У Вити очень образный язык, но старая память моя не запоминает все его сентенции.
- Шофер, ты меня слышишь? Парень едва-едва кивает головой.
- Труба мешает?
Снова кивок. Еще несколько вопросов, и мы убеждаемся - он в сознании.
- Отключай аппарат. Да-да, отключай, не крути. Я отвечаю.
Витя твердо убежден в необходимости искусственного дыхания, хотя бы на ночь, но приходится повиноваться.
Следящая система, монитор из ГДР, высвечивает на осциллографе ЭКГ, в такт пищит звуковой сигнал, стрелка показывает частоту сердечных сокращений. К сожалению, датчики кровяного давления вышли из строя, поэтому его приходится мерить "вручную", по старинке, Витя измеряет почти непрерывно.
Ничего драматического при самостоятельном дыхании не произошло. "Обеспечивает себя", как говорят анестезиологи, в смысле достаточности кислорода.
Через час трубку удалили. Сознание подавлено, но растормошить можно. Даже произносит несколько слов хриплым шепотом. Трубка стояла в трахее полсуток.
Но "нет мира под оливами...". Началось кровотечение. Из дренажа капают в ампулу частые капли, а если трубку "подоить" (есть такой неэстетический термин), то и струйкой течет. Горькие думы: "Теперь уже не спасти..."
- Пусть сестра готовит операцию. И Петю Игнатова разыщите. А пока лейте фибриноген.
Фибриноген - белок крови, из которого образуется сгусток, сильно разрушается при искусственном кровообращении. В операционной уже перелили четыре грамма, но что нам остается? Торакотомия, ревизия раны, новая интубация, наркоз - все это опасно и не гарантирует остановку кровотечения, тем более что оно - за счет нарушения свертываемости, а не от погрешности хирурга, которую можно исправить.
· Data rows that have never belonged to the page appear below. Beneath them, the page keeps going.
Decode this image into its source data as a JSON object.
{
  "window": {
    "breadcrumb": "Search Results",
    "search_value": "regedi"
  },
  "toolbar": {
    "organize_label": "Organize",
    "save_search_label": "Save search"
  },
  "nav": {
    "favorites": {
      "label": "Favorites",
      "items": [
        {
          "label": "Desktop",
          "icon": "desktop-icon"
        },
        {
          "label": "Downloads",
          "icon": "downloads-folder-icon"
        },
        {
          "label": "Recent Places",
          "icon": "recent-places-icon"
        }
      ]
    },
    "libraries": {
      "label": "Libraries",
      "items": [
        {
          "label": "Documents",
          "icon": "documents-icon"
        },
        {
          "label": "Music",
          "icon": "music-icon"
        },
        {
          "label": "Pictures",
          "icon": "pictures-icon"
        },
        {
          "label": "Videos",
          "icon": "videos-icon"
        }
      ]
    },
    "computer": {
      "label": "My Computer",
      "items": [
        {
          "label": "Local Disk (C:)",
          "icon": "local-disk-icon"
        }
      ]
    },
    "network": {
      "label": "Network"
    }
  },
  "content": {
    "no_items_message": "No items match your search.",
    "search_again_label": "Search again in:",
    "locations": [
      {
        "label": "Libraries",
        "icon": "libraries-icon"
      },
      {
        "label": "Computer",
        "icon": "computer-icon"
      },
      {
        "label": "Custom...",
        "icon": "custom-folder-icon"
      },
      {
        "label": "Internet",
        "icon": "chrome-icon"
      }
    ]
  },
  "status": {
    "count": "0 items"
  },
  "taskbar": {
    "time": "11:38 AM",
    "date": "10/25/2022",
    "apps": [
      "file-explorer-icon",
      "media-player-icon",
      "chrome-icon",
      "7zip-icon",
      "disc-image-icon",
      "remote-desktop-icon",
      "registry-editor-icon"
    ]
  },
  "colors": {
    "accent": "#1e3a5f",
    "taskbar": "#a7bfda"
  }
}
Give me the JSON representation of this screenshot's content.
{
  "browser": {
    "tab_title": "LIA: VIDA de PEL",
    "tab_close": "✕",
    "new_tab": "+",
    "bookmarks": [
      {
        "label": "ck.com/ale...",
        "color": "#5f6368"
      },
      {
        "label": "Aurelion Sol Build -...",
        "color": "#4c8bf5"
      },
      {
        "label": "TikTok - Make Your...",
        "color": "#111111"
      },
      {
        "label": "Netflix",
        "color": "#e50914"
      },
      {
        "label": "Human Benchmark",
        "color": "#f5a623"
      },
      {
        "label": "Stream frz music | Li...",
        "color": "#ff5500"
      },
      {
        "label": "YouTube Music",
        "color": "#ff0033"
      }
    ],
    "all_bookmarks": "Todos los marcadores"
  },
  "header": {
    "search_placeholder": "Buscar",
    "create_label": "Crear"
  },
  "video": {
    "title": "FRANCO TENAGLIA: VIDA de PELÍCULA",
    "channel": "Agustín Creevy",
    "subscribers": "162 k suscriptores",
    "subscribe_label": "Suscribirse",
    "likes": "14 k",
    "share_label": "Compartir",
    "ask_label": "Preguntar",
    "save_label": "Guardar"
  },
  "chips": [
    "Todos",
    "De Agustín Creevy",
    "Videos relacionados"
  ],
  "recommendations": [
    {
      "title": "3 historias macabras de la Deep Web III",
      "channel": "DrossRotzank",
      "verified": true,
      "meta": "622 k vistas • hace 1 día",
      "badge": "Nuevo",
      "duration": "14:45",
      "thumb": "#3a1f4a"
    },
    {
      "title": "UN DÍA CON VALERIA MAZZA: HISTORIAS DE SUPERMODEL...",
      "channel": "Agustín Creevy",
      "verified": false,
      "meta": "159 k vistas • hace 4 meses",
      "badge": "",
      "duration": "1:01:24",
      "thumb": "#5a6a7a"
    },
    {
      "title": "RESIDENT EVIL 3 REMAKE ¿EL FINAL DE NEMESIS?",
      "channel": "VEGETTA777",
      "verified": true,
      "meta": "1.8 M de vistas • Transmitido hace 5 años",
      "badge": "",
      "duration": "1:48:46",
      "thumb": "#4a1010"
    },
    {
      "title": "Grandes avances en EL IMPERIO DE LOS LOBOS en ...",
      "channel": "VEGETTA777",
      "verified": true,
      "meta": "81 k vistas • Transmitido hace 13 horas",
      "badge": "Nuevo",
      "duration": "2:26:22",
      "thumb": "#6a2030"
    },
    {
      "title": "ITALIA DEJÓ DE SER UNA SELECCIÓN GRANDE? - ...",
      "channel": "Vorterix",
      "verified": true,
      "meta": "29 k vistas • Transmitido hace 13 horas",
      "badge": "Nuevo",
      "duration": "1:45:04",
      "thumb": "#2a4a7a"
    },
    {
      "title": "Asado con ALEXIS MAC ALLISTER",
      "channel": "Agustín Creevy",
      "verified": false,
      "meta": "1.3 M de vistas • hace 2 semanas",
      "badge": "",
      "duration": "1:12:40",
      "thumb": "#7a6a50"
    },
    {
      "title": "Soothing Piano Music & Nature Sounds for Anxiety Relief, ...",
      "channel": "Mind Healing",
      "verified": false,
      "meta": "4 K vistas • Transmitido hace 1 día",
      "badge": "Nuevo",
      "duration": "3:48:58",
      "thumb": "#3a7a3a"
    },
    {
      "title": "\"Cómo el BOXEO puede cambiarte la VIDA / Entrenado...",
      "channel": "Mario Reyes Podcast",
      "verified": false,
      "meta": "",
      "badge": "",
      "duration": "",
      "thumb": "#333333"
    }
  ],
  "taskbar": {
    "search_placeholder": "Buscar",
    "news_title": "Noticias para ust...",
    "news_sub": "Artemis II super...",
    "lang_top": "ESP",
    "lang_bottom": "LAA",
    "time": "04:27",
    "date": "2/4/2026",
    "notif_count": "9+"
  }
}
Сестра помылась. Пришел сонный Петя (ассистировать девять часов тяжелее, чем оперировать, хотя он в прошлом классный спортсмен).
Но после новых четырех граммов фибриногена кровотечение замедлилось до допустимых пределов. Было уже двенадцать. Девочка к лучшему не изменилась - без сознания. Больше делать нечего. В числе дежурных был и Н. Виду не показывал, и я тоже - будто ничего и не было.
Полпервого. Я побежал домой, предварительно позвонив все-таки, чтобы не упрекали в черствости.
Троллейбус нагнал меня почти у дома. Бежал минут 45. ("Вот до чего я вынослив, смотрите!" - такие хвастливые мысли где-то блуждали на задворках сознания, прорываясь через кордон самокритики.)